Le matériel roulant à disposition pour réaliser les missions est en piteux état. Les voitures sont usées, abimées, défoncées de partout, souvent avec des pneus lisses. Souvent en réparation.

Les policiers protestent aussi contre le sous-effectif chronique. Il faut en général attendre que se déroule un fait-divers grave avant d’obtenir des effectifs supplémentaires. Le secteur de police d’Aubervilliers et des alentours avait ainsi perdu 25 postes ces dernières années, il a reçu le renfort de 23 policiers depuis l’agression mortelle d’un résident chinois en août dernier. Certains postes du secteur n’ont toutefois « touché » aucun renfort indique un fonctionnaire. Ainsi, faute d’effectifs, le poste de Sevran ne dispose plus d’une brigade de nuit.

Des heures sup’ par milliers

Malgré de récentes créations de postes censées combler des suppressions antérieurs massives, le déficit global des effectifs reste important. Or, cela a des incidences fâcheuses sur le rythme et les conditions de travail.

Nous avons un collègue qui à 37 ans et avec dix ans d’ancienneté a accumulé 1 140 heures supplémentaires. Un policier à la retraite confirmait ces propos. L’an dernier il est parti en retraite huit mois avant la date prévue. Cette période correspondait au temps nécessaire pour liquider toutes les heures supplémentaires que j’avais accumulées.

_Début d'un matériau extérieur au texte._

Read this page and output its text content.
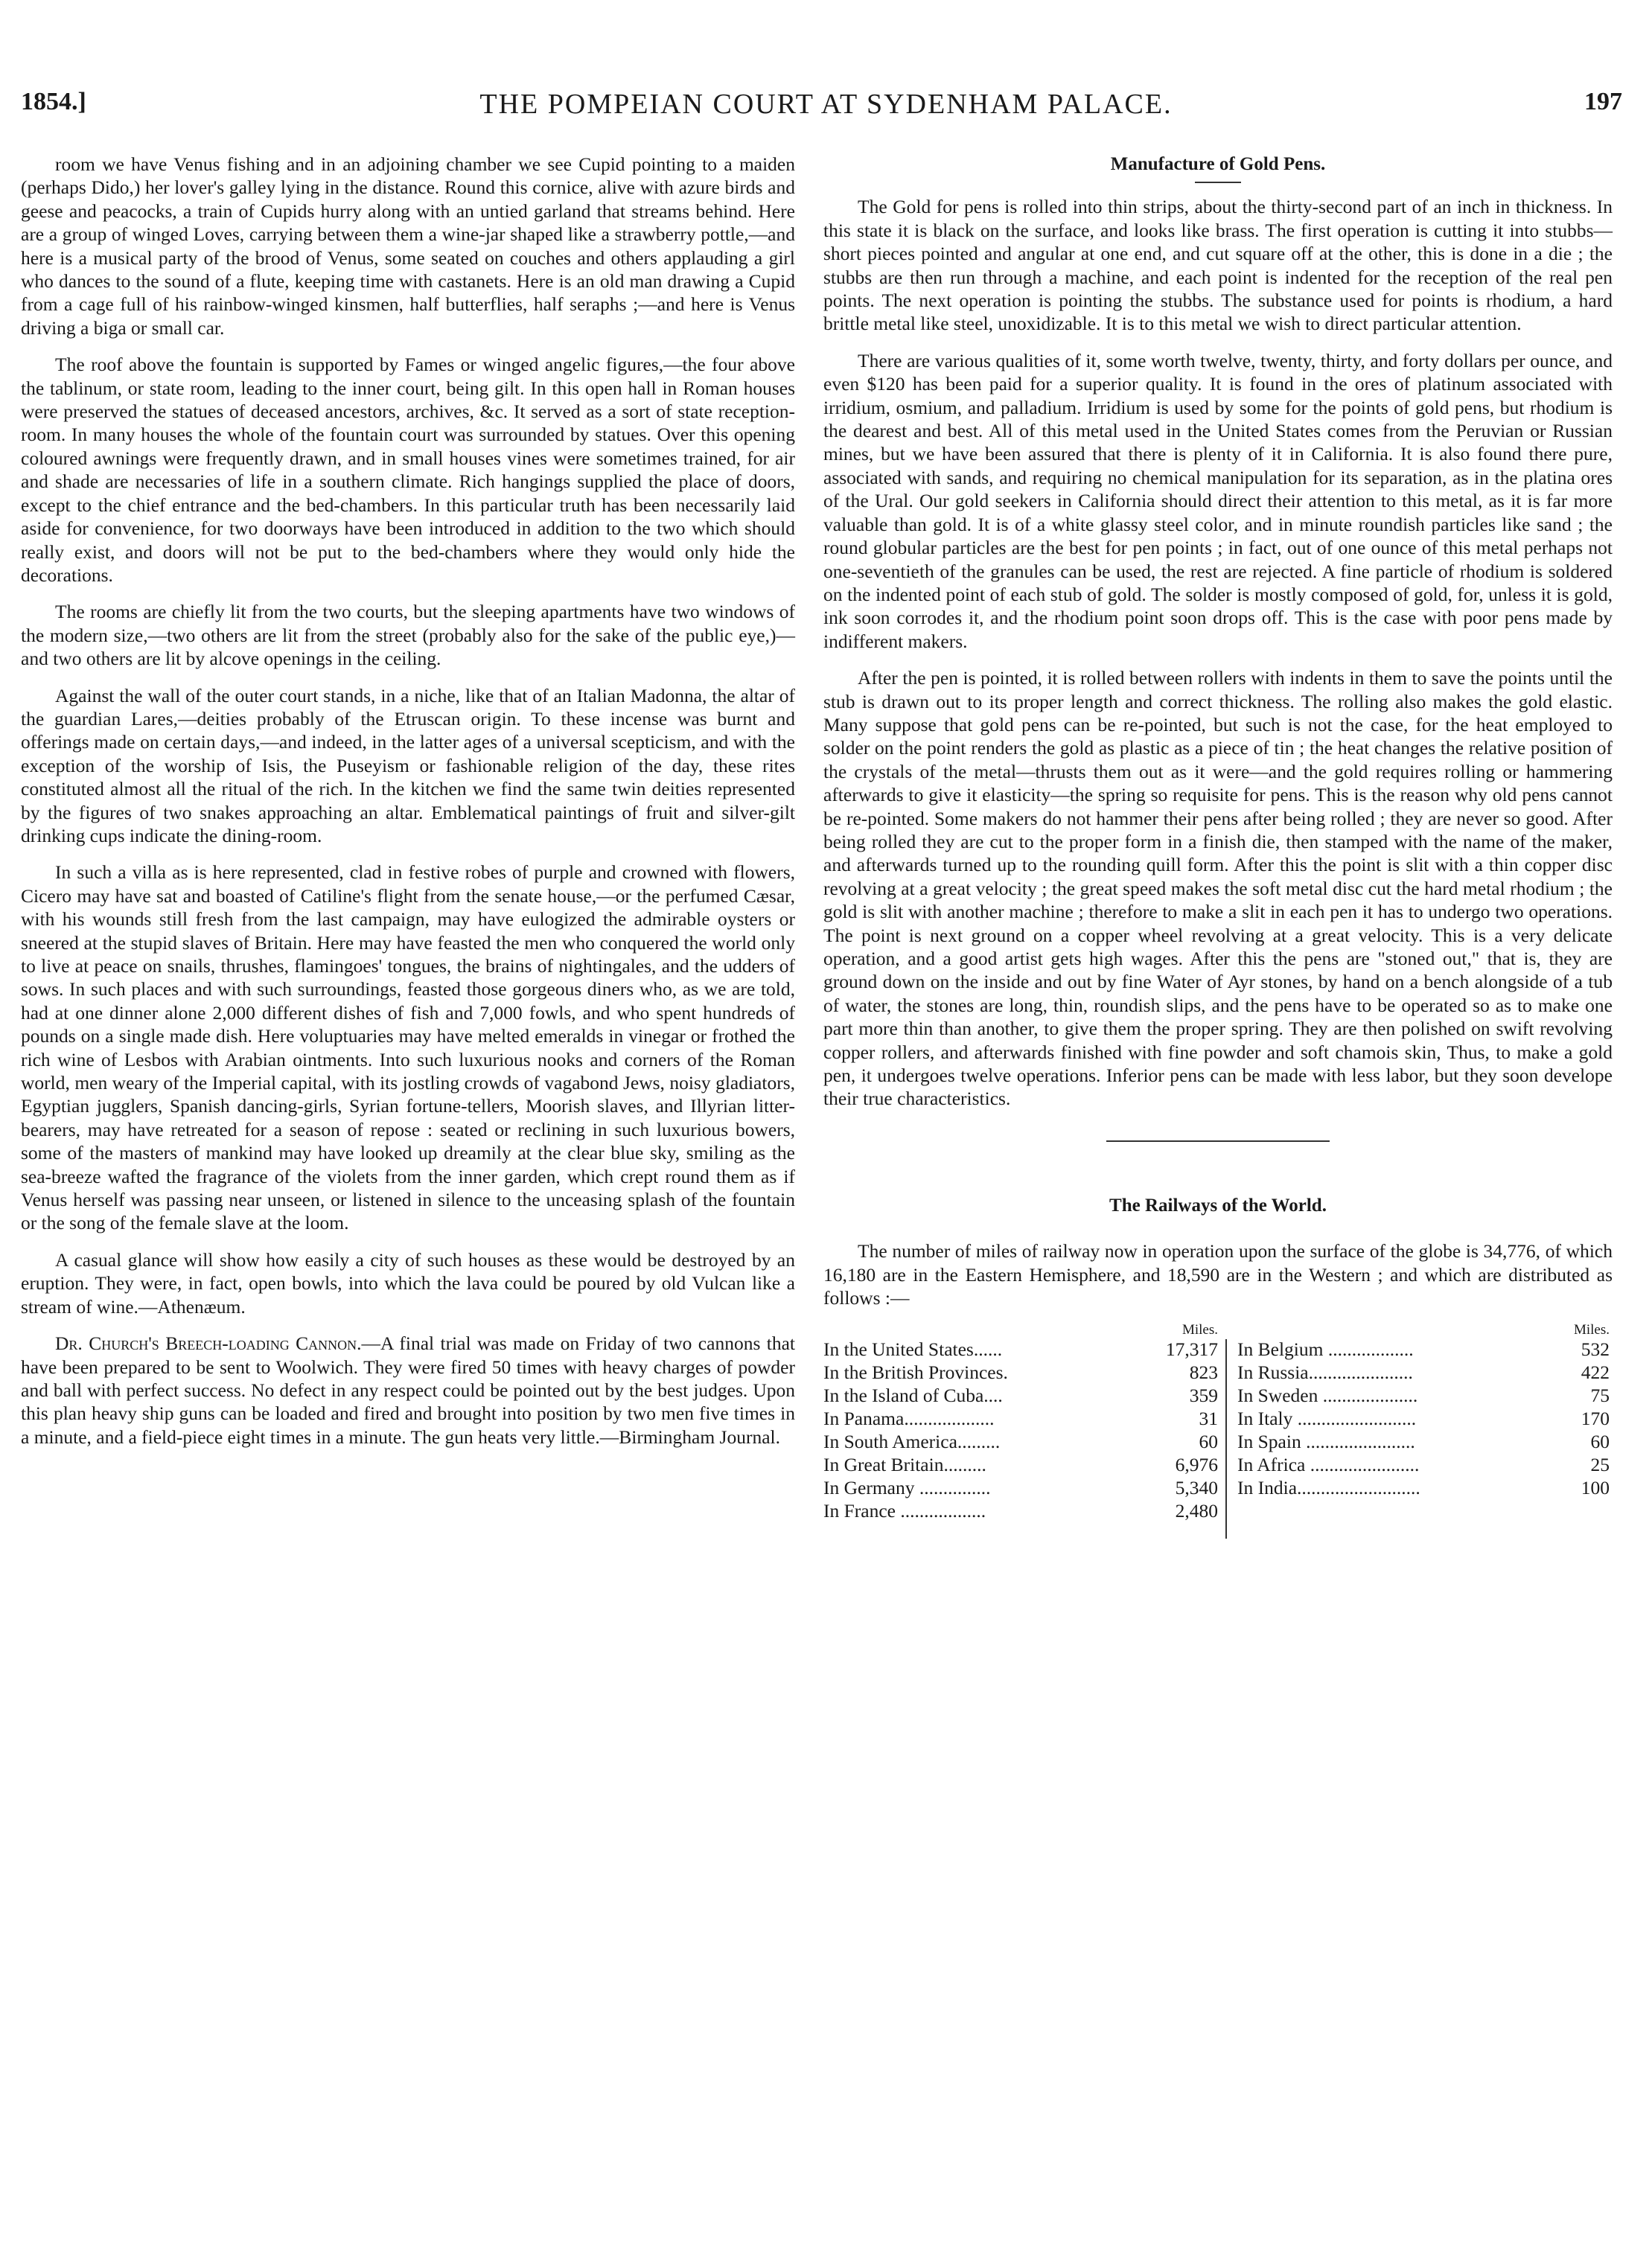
1854.]	THE POMPEIAN COURT AT SYDENHAM PALACE.	197

room we have Venus fishing and in an adjoining chamber we see Cupid pointing to a maiden (perhaps Dido,) her lover's galley lying in the distance. Round this cornice, alive with azure birds and geese and peacocks, a train of Cupids hurry along with an untied garland that streams behind. Here are a group of winged Loves, carrying between them a wine-jar shaped like a strawberry pottle,—and here is a musical party of the brood of Venus, some seated on couches and others applauding a girl who dances to the sound of a flute, keeping time with castanets. Here is an old man drawing a Cupid from a cage full of his rainbow-winged kinsmen, half butterflies, half seraphs ;—and here is Venus driving a biga or small car.

The roof above the fountain is supported by Fames or winged angelic figures,—the four above the tablinum, or state room, leading to the inner court, being gilt. In this open hall in Roman houses were preserved the statues of deceased ancestors, archives, &c. It served as a sort of state reception-room. In many houses the whole of the fountain court was surrounded by statues. Over this opening coloured awnings were frequently drawn, and in small houses vines were sometimes trained, for air and shade are necessaries of life in a southern climate. Rich hangings supplied the place of doors, except to the chief entrance and the bed-chambers. In this particular truth has been necessarily laid aside for convenience, for two doorways have been introduced in addition to the two which should really exist, and doors will not be put to the bed-chambers where they would only hide the decorations.

The rooms are chiefly lit from the two courts, but the sleeping apartments have two windows of the modern size,—two others are lit from the street (probably also for the sake of the public eye,)—and two others are lit by alcove openings in the ceiling.

Against the wall of the outer court stands, in a niche, like that of an Italian Madonna, the altar of the guardian Lares,—deities probably of the Etruscan origin. To these incense was burnt and offerings made on certain days,—and indeed, in the latter ages of a universal scepticism, and with the exception of the worship of Isis, the Puseyism or fashionable religion of the day, these rites constituted almost all the ritual of the rich. In the kitchen we find the same twin deities represented by the figures of two snakes approaching an altar. Emblematical paintings of fruit and silver-gilt drinking cups indicate the dining-room.

In such a villa as is here represented, clad in festive robes of purple and crowned with flowers, Cicero may have sat and boasted of Catiline's flight from the senate house,—or the perfumed Cæsar, with his wounds still fresh from the last campaign, may have eulogized the admirable oysters or sneered at the stupid slaves of Britain. Here may have feasted the men who conquered the world only to live at peace on snails, thrushes, flamingoes' tongues, the brains of nightingales, and the udders of sows. In such places and with such surroundings, feasted those gorgeous diners who, as we are told, had at one dinner alone 2,000 different dishes of fish and 7,000 fowls, and who spent hundreds of pounds on a single made dish. Here voluptuaries may have melted emeralds in vinegar or frothed the rich wine of Lesbos with Arabian ointments. Into such luxurious nooks and corners of the Roman world, men weary of the Imperial capital, with its jostling crowds of vagabond Jews, noisy gladiators, Egyptian jugglers, Spanish dancing-girls, Syrian fortune-tellers, Moorish slaves, and Illyrian litter-bearers, may have retreated for a season of repose : seated or reclining in such luxurious bowers, some of the masters of mankind may have looked up dreamily at the clear blue sky, smiling as the sea-breeze wafted the fragrance of the violets from the inner garden, which crept round them as if Venus herself was passing near unseen, or listened in silence to the unceasing splash of the fountain or the song of the female slave at the loom.

A casual glance will show how easily a city of such houses as these would be destroyed by an eruption. They were, in fact, open bowls, into which the lava could be poured by old Vulcan like a stream of wine.—Athenæum.

Dr. Church's Breech-loading Cannon.—A final trial was made on Friday of two cannons that have been prepared to be sent to Woolwich. They were fired 50 times with heavy charges of powder and ball with perfect success. No defect in any respect could be pointed out by the best judges. Upon this plan heavy ship guns can be loaded and fired and brought into position by two men five times in a minute, and a field-piece eight times in a minute. The gun heats very little.—Birmingham Journal.

Manufacture of Gold Pens.

The Gold for pens is rolled into thin strips, about the thirty-second part of an inch in thickness. In this state it is black on the surface, and looks like brass. The first operation is cutting it into stubbs—short pieces pointed and angular at one end, and cut square off at the other, this is done in a die ; the stubbs are then run through a machine, and each point is indented for the reception of the real pen points. The next operation is pointing the stubbs. The substance used for points is rhodium, a hard brittle metal like steel, unoxidizable. It is to this metal we wish to direct particular attention.

There are various qualities of it, some worth twelve, twenty, thirty, and forty dollars per ounce, and even $120 has been paid for a superior quality. It is found in the ores of platinum associated with irridium, osmium, and palladium. Irridium is used by some for the points of gold pens, but rhodium is the dearest and best. All of this metal used in the United States comes from the Peruvian or Russian mines, but we have been assured that there is plenty of it in California. It is also found there pure, associated with sands, and requiring no chemical manipulation for its separation, as in the platina ores of the Ural. Our gold seekers in California should direct their attention to this metal, as it is far more valuable than gold. It is of a white glassy steel color, and in minute roundish particles like sand ; the round globular particles are the best for pen points ; in fact, out of one ounce of this metal perhaps not one-seventieth of the granules can be used, the rest are rejected. A fine particle of rhodium is soldered on the indented point of each stub of gold. The solder is mostly composed of gold, for, unless it is gold, ink soon corrodes it, and the rhodium point soon drops off. This is the case with poor pens made by indifferent makers.

After the pen is pointed, it is rolled between rollers with indents in them to save the points until the stub is drawn out to its proper length and correct thickness. The rolling also makes the gold elastic. Many suppose that gold pens can be re-pointed, but such is not the case, for the heat employed to solder on the point renders the gold as plastic as a piece of tin ; the heat changes the relative position of the crystals of the metal—thrusts them out as it were—and the gold requires rolling or hammering afterwards to give it elasticity—the spring so requisite for pens. This is the reason why old pens cannot be re-pointed. Some makers do not hammer their pens after being rolled ; they are never so good. After being rolled they are cut to the proper form in a finish die, then stamped with the name of the maker, and afterwards turned up to the rounding quill form. After this the point is slit with a thin copper disc revolving at a great velocity ; the great speed makes the soft metal disc cut the hard metal rhodium ; the gold is slit with another machine ; therefore to make a slit in each pen it has to undergo two operations. The point is next ground on a copper wheel revolving at a great velocity. This is a very delicate operation, and a good artist gets high wages. After this the pens are "stoned out," that is, they are ground down on the inside and out by fine Water of Ayr stones, by hand on a bench alongside of a tub of water, the stones are long, thin, roundish slips, and the pens have to be operated so as to make one part more thin than another, to give them the proper spring. They are then polished on swift revolving copper rollers, and afterwards finished with fine powder and soft chamois skin, Thus, to make a gold pen, it undergoes twelve operations. Inferior pens can be made with less labor, but they soon develope their true characteristics.

The Railways of the World.

The number of miles of railway now in operation upon the surface of the globe is 34,776, of which 16,180 are in the Eastern Hemisphere, and 18,590 are in the Western ; and which are distributed as follows :—

Miles.
In the United States......	17,317
In the British Provinces.	823
In the Island of Cuba....	359
In Panama...................	31
In South America.........	60
In Great Britain.........	6,976
In Germany ...............	5,340
In France ..................	2,480
Miles.
In Belgium ..................	532
In Russia......................	422
In Sweden ....................	75
In Italy .........................	170
In Spain .......................	60
In Africa .......................	25
In India..........................	100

Pour cet autre policier de 53 ans, vingt-quatre ans d’ancienneté dans la police et chef d’une brigade de police secours dans le Val-de-Marne il est urgent d’obtenir de vrais effectifs et non des ADS (adjoints de sécurité).

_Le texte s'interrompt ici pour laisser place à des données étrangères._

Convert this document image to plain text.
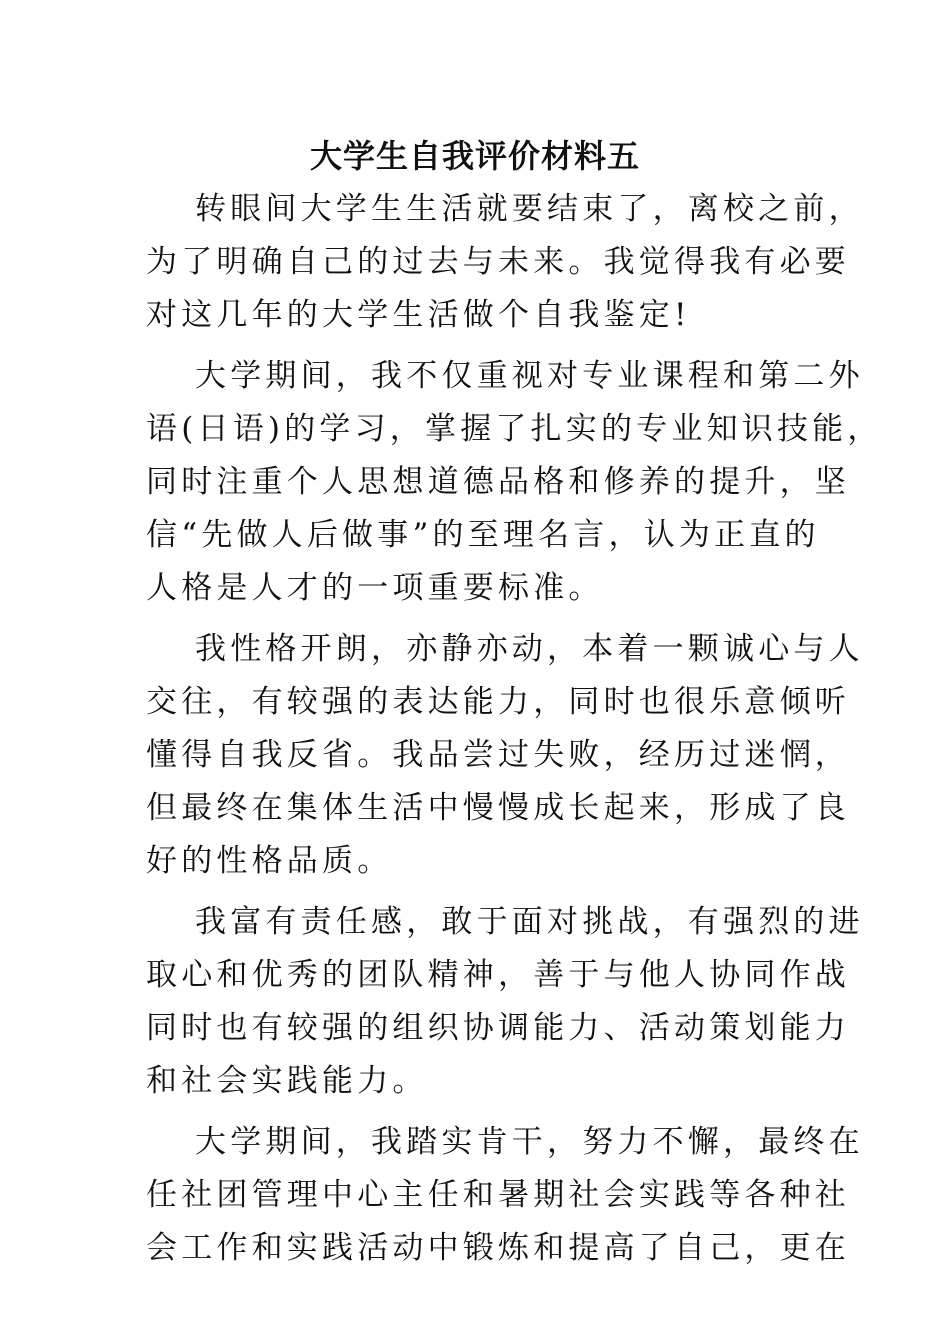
大学生自我评价材料五
转眼间大学生生活就要结束了，离校之前，
为了明确自己的过去与未来。我觉得我有必要
对这几年的大学生活做个自我鉴定!
大学期间，我不仅重视对专业课程和第二外
语(日语)的学习，掌握了扎实的专业知识技能，
同时注重个人思想道德品格和修养的提升，坚
信“先做人后做事”的至理名言，认为正直的
人格是人才的一项重要标准。
我性格开朗，亦静亦动，本着一颗诚心与人
交往，有较强的表达能力，同时也很乐意倾听
懂得自我反省。我品尝过失败，经历过迷惘，
但最终在集体生活中慢慢成长起来，形成了良
好的性格品质。
我富有责任感，敢于面对挑战，有强烈的进
取心和优秀的团队精神，善于与他人协同作战
同时也有较强的组织协调能力、活动策划能力
和社会实践能力。
大学期间，我踏实肯干，努力不懈，最终在
任社团管理中心主任和暑期社会实践等各种社
会工作和实践活动中锻炼和提高了自己，更在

Il estime qu’il faut arrêter aussi de monopoliser le temps de travail des policiers par des missions parasites du genre garde statiques devant les monuments, protection de personnalités… Cela occupe 70% du temps de travail du service lequel manque déjà d’effectifs pour les vraies missions de sécurité.

Des salaires pas à la hauteur

Il interdit à son équipe de partir en patrouille à seulement deux agents. Tant pis, quand ce n’est pas possible de partir à trois, faute d’effectifs, les gars de sortent pas. Pour lui, c’est une aberration de ne pouvoir réaliser une telle mission publique, sauf à faire prendre des risques aux fonctionnaires.

Le manque de matériel dans son service devient insensé. Cela fait cinq ans que je n’ai plus de gilet pare-balles ! Si besoin, je dois en emprunter un, vieux, très lourd et pas adapté. Venu manifester en famille, ce policier a sérieusement pensé à quitter l’administration. Si j’avais dix ans de moins, je démissionnerais.

La reconnaissance doit passer aussi par le salaire insistent de nombreux policiers manifestants. Brigadier au 3e échelon et en poste en Seine-Saint-Denis, l’un d’eux révèle son salaire. Je gagne 2 350 euros net après dix-sept ans de carrière. Et ce montant de salaire comprend les primes bien sûr et tient compte du fait que je travaille en région parisienne.

Un policier en retraite livre le montant de sa pension : 1 600 euros nets cela à l’issue de vingt-cinq ans de carrière. Un autre, en activité et affichant près de 25 ans de carrière gagne 2100 euros brut… Pour ces policiers, le compte n’y est pas. D’autant moins lorsqu’il est mis en regard des conditions de travail, horaires et des prises de risques.